On an instantaneous frequency estimator with FIR filters having maximally flat frequency response error magnitude

Abstract

In this paper an instantaneous frequency estimator (IFE) of a discrete-time base band complex signal is considered. The IFE is built around one-band, maximally flat linear-phase FIR filters, which are used for differentiating and delaying Cartesian components of the complex signal. One of the key features of the estimator is that it avoids problems related to the ambiguity of the instantaneous phase waveform. The quality of the estimator is tested. A closed-form formula for the static characteristic of the IFE is derived and expressed as a function of the frequency responses of the filters used. Two representative test signals: a full band complex linear frequency modulated (LFM) chirp and a three-component complex synthetic signal are used to demonstrate the characteristic features of the estimator. If the chirp is sufficiently long in comparison with the length of the filters, the instantaneous frequency (IF) estimation errors are comparable to those obtained by using the static characteristic. For this case, the IF estimation error plots for the practical versus ideal IFE are presented and a design chart showing the dependence of the IF estimation error magnitude on the input signal bandwidth and the FIR filters’ length is given.

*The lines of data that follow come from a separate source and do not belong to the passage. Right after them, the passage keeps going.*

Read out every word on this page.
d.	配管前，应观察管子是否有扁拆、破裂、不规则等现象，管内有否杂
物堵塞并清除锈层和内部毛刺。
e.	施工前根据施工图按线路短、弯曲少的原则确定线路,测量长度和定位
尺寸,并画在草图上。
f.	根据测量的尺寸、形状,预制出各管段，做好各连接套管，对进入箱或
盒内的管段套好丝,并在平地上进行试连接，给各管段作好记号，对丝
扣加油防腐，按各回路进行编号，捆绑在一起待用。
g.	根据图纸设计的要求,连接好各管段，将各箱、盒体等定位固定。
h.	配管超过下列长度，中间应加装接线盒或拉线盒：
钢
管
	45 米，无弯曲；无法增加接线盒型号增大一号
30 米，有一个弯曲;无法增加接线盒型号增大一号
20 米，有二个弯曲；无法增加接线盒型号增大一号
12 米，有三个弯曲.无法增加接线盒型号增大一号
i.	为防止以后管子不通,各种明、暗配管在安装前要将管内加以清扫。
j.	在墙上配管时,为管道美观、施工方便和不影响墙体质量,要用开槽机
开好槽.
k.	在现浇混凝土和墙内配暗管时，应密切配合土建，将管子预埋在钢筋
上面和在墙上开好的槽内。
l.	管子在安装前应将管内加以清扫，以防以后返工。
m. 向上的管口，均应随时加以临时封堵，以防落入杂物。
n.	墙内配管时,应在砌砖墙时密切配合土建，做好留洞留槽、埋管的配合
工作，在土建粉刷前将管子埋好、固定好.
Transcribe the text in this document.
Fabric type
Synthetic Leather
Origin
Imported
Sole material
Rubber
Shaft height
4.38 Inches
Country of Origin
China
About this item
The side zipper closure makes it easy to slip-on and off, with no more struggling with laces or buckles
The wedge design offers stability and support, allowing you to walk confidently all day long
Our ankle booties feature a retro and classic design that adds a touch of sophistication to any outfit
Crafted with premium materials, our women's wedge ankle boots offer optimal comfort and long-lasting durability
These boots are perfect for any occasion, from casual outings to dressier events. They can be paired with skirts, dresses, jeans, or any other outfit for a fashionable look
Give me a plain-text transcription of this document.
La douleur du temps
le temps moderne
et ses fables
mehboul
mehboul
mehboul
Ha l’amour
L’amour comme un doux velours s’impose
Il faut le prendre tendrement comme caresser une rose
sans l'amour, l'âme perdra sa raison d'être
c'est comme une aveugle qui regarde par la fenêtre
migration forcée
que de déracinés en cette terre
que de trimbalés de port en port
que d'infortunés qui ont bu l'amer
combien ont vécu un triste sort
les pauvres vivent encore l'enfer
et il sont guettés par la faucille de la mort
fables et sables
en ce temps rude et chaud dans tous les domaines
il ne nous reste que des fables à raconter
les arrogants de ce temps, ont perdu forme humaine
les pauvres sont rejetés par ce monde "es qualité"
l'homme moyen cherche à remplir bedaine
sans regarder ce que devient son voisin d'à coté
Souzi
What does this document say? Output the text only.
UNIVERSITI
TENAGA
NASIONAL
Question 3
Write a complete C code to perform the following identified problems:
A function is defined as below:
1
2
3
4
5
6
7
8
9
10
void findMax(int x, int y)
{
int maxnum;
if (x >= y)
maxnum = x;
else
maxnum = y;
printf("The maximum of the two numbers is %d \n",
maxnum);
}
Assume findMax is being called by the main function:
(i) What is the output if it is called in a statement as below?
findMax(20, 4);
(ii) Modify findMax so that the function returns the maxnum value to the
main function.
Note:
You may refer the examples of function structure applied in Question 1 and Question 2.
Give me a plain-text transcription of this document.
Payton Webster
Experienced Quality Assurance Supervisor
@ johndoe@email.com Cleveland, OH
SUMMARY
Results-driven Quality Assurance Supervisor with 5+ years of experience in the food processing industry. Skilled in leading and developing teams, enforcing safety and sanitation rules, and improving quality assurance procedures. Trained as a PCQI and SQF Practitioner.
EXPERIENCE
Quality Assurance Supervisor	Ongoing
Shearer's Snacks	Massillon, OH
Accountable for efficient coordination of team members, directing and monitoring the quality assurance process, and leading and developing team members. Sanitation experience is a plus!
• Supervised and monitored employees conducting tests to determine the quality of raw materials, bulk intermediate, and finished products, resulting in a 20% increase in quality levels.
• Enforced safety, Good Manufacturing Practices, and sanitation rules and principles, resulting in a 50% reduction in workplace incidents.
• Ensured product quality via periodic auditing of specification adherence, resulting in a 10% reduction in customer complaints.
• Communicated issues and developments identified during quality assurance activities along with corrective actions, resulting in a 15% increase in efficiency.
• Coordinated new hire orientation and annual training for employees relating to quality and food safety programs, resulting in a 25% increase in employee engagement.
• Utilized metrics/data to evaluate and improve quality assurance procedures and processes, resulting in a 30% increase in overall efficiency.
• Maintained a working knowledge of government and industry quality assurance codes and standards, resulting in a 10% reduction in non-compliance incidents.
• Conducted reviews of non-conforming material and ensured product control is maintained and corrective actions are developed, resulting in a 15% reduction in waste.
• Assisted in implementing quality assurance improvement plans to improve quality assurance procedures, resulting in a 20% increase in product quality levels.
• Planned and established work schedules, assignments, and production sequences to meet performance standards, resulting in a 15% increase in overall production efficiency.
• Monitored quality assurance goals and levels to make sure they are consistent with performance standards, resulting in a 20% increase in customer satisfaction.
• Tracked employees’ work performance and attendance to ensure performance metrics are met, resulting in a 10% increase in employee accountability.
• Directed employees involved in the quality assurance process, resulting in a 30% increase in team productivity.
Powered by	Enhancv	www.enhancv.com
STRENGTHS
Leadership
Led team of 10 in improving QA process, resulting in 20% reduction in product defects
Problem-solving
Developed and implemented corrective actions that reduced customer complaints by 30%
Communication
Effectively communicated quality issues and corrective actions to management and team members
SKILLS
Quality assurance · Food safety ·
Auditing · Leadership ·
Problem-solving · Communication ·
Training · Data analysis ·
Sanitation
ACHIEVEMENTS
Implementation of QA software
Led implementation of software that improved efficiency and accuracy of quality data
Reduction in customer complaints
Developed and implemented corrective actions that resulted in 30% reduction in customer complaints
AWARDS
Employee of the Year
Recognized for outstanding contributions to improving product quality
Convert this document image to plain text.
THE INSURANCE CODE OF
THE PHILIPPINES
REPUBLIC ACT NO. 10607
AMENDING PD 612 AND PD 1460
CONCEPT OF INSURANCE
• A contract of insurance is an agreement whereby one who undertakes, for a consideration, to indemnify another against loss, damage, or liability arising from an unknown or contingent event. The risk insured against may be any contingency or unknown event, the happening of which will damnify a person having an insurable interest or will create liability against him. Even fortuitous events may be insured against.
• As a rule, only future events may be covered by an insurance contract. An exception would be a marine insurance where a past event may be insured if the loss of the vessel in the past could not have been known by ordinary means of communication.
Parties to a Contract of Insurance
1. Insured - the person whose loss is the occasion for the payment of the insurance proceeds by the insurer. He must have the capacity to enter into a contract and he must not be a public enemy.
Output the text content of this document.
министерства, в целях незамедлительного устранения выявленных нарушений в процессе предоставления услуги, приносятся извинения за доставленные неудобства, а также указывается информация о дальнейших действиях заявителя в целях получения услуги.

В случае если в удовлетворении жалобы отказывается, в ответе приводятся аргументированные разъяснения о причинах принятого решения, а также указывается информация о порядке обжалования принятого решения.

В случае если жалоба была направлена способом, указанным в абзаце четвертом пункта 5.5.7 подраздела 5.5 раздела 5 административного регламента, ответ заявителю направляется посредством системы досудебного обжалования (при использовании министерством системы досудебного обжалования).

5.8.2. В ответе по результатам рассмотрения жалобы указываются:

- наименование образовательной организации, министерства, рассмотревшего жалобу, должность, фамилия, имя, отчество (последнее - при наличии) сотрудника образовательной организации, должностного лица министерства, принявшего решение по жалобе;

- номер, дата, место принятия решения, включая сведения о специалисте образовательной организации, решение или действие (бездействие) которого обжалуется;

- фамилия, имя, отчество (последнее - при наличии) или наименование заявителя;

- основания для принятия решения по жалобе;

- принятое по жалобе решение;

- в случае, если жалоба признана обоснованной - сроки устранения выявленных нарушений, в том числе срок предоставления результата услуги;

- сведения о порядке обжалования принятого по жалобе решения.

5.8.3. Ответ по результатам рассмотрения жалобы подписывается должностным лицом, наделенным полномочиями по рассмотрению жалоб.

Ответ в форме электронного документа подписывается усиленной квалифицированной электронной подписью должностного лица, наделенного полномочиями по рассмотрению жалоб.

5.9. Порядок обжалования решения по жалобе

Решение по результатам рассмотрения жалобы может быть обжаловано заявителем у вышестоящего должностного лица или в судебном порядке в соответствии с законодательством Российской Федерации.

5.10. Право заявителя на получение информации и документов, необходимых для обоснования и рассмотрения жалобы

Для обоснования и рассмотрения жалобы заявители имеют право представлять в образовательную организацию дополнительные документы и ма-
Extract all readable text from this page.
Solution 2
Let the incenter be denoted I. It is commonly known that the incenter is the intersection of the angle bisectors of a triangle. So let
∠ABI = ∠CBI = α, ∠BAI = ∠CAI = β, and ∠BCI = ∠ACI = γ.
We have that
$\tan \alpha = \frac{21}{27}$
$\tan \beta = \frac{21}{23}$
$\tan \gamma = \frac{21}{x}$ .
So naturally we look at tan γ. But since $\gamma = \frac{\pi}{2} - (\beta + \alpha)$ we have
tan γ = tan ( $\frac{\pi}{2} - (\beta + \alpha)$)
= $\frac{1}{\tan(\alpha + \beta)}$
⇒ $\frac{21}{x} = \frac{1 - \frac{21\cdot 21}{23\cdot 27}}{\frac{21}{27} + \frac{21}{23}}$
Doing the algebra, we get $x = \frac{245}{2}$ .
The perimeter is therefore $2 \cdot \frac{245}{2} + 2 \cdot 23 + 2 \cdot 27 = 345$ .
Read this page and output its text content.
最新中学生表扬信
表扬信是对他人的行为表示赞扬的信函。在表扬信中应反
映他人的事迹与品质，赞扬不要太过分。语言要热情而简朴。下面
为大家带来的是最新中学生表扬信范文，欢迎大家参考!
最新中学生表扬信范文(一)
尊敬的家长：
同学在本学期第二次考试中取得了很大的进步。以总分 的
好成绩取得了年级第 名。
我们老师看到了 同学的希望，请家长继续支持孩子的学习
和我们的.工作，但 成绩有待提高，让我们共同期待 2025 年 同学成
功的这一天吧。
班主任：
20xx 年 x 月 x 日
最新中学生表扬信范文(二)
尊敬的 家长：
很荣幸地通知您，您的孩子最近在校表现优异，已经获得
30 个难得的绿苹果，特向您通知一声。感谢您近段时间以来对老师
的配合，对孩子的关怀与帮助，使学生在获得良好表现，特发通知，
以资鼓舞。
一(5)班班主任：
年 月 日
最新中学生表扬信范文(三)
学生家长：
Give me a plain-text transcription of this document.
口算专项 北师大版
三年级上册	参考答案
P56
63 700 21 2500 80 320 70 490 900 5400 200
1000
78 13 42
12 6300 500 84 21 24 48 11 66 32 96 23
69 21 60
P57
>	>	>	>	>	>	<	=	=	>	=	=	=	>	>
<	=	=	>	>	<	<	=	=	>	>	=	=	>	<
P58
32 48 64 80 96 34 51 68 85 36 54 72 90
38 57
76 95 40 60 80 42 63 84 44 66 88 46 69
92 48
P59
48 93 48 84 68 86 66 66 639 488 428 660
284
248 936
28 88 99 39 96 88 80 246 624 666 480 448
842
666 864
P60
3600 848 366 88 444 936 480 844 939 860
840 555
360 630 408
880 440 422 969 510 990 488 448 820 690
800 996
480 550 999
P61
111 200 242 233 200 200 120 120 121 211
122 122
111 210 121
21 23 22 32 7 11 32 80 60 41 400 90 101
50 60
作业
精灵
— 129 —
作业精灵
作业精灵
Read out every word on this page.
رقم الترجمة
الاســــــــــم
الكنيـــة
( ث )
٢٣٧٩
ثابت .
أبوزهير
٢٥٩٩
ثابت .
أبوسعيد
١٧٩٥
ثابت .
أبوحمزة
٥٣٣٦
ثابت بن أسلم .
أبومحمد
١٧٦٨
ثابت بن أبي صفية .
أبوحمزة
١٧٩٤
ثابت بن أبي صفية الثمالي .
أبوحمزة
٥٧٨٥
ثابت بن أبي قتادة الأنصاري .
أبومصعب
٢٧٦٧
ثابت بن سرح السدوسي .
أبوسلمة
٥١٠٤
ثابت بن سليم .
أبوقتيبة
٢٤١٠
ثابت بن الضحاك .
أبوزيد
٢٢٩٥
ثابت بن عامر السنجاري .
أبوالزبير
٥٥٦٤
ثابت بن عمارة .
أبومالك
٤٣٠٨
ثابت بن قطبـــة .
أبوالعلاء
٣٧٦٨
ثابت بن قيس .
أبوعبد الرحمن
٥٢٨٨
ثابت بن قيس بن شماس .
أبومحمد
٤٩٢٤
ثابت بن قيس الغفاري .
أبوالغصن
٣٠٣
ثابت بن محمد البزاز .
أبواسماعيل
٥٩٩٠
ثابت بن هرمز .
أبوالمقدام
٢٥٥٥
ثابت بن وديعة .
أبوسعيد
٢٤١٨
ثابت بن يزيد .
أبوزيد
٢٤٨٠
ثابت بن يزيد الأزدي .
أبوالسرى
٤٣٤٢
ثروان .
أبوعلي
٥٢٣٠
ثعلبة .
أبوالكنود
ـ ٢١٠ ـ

This chart can be exploited in, e.g., FM-telemetry applications, where the IF carries a very slowly changing telemetric message. The three-component signal chosen allows demonstration of the ability of the estimator to track the IF which extends beyond the signal spectral range, permitting measurement even beyond the Nyquist frequency. Finally, the power of the proposed IFE to measure the stability of highly precise frequency oscillators is shown.